2016-02-07T122504Z_1_LYNXNPEC160A7_RTROPTP_3_MIDEAST-CRISIS-SYRIA
The Syrian government is "exterminating" its detainees, according to a new report from the United Nations. Residents inspect damage after airstrikes by pro-Syrian government forces in the rebel-held Al-Shaar neighborhood of Aleppo, Syria, February 4. Abdalrhman Ismail/Reuters

The Syrian government is carrying out "massive and systematized violence" against its citizens and the treatment of its detainees amounts to "extermination," the United Nations charges in a new report.

The U.N.'s commission of inquiry on Syria, which monitors the dire human rights situation in the country, in the report accuses the government of President Bashar al-Assad of killing detainees in "official and makeshift detention centers" that are "out of sight, far from the battlefield." The detainees have died from beatings, torture and inhuman living conditions, and were subjected to "crimes against humanity," including rape and sexual violence, imprisonment and forced disappearance, the report says. Detainees also received threats of sexual violence toward their female relatives.

Women, children and the elderly are among the detainees who have died in government custody, including a boy as young as 7, according to the report. Horrifying details of torture are included in the report, including the use of cigarette burns and genital mutilation against detainees by government forces. "Multiple government agencies," including the Syrian Military Police, are involved in the detention and abuse of prisoners, the U.N. says.

Opposition groups, meanwhile, have detained and executed government soldiers, while the Jabhat al-Nusra and Islamic State (ISIS) militant groups have set up detention centers and carried out executions, the report says. The opposition and militant groups "have committed the war crimes of murder, cruel treatment and torture," according to the U.N.

The study looks at the killing of detainees between March 10, 2011 and November 30, 2015. The U.N. interviewed 621 people, including more than 200 former detainees who say they witnessed cellmates being killed. Some detainees died from preventable infectious diseases, including diarrhea, due to lack of medical care and overcrowding in cells.

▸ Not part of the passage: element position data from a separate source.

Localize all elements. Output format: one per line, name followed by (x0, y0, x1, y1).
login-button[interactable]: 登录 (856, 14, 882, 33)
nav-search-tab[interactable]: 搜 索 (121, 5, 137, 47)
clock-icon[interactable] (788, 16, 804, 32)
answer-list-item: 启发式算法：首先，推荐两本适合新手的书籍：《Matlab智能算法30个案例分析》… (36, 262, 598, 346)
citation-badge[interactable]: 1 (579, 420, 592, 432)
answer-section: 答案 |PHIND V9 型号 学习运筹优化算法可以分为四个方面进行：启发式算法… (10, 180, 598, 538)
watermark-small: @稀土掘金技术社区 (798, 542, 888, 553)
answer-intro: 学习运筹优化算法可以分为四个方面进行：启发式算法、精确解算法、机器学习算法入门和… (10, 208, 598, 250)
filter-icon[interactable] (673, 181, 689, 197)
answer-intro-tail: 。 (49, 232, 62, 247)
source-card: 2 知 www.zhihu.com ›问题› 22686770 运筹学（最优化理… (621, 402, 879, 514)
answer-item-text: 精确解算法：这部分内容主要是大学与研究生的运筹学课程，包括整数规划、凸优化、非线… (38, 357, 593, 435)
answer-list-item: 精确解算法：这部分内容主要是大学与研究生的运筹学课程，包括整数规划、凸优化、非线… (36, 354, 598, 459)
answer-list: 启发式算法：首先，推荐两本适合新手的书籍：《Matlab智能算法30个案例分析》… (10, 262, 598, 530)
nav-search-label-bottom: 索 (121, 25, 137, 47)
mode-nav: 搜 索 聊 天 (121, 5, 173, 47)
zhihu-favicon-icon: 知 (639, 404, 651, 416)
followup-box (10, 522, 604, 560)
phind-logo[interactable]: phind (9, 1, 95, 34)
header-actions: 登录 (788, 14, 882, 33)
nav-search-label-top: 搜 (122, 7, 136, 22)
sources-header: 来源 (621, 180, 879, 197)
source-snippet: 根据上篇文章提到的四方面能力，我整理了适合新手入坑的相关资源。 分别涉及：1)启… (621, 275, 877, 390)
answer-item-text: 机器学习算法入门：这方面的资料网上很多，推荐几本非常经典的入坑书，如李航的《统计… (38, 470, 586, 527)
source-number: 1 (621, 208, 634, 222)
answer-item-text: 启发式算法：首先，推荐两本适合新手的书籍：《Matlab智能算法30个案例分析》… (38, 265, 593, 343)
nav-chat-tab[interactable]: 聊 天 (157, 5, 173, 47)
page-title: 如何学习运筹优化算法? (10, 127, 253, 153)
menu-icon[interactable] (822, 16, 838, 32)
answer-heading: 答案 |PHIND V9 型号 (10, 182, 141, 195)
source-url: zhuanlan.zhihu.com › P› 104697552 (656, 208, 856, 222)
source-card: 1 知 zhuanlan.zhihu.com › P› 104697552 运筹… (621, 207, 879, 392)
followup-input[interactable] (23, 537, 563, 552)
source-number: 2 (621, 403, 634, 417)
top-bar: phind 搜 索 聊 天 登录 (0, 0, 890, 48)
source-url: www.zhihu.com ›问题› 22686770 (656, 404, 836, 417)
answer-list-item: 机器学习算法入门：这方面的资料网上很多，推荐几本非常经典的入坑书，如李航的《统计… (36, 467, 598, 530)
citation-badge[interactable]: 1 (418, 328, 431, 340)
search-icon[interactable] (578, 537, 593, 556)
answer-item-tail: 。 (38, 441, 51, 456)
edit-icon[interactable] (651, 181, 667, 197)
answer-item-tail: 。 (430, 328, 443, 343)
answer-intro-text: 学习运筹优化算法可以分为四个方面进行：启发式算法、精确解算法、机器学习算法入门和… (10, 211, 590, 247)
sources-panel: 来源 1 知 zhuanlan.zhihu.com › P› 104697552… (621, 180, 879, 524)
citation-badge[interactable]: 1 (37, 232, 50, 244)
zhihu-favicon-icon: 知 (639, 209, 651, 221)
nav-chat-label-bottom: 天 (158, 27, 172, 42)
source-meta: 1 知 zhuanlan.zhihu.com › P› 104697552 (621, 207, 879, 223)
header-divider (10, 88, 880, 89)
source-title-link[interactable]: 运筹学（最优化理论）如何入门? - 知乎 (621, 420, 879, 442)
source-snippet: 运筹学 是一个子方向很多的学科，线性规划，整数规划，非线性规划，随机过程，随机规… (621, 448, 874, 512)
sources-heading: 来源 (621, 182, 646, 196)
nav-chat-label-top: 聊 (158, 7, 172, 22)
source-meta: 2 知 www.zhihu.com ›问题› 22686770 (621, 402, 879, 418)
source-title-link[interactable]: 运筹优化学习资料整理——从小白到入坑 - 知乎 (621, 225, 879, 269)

While there are no official figures for the number of detainees, as the Syrian government has "consistently denied the commission and other international human rights monitoring organizations unfettered access to its territory," it's believed there are tens of thousands of people detained by the government at any one time, according to the U.N.

Syria's war next month will enter its fifth year, during which time more than 200,000 people have died. New U.N.-brokered Syrian peace talks were due to begin in Geneva last month but have been suspended until later this month.

"Accountability for these and other crimes must form part of any political solution," the U.N. says in its report. "Urgent steps must be taken by the Syrian Government, armed groups, external backers, and the wider international community to prevent further deaths."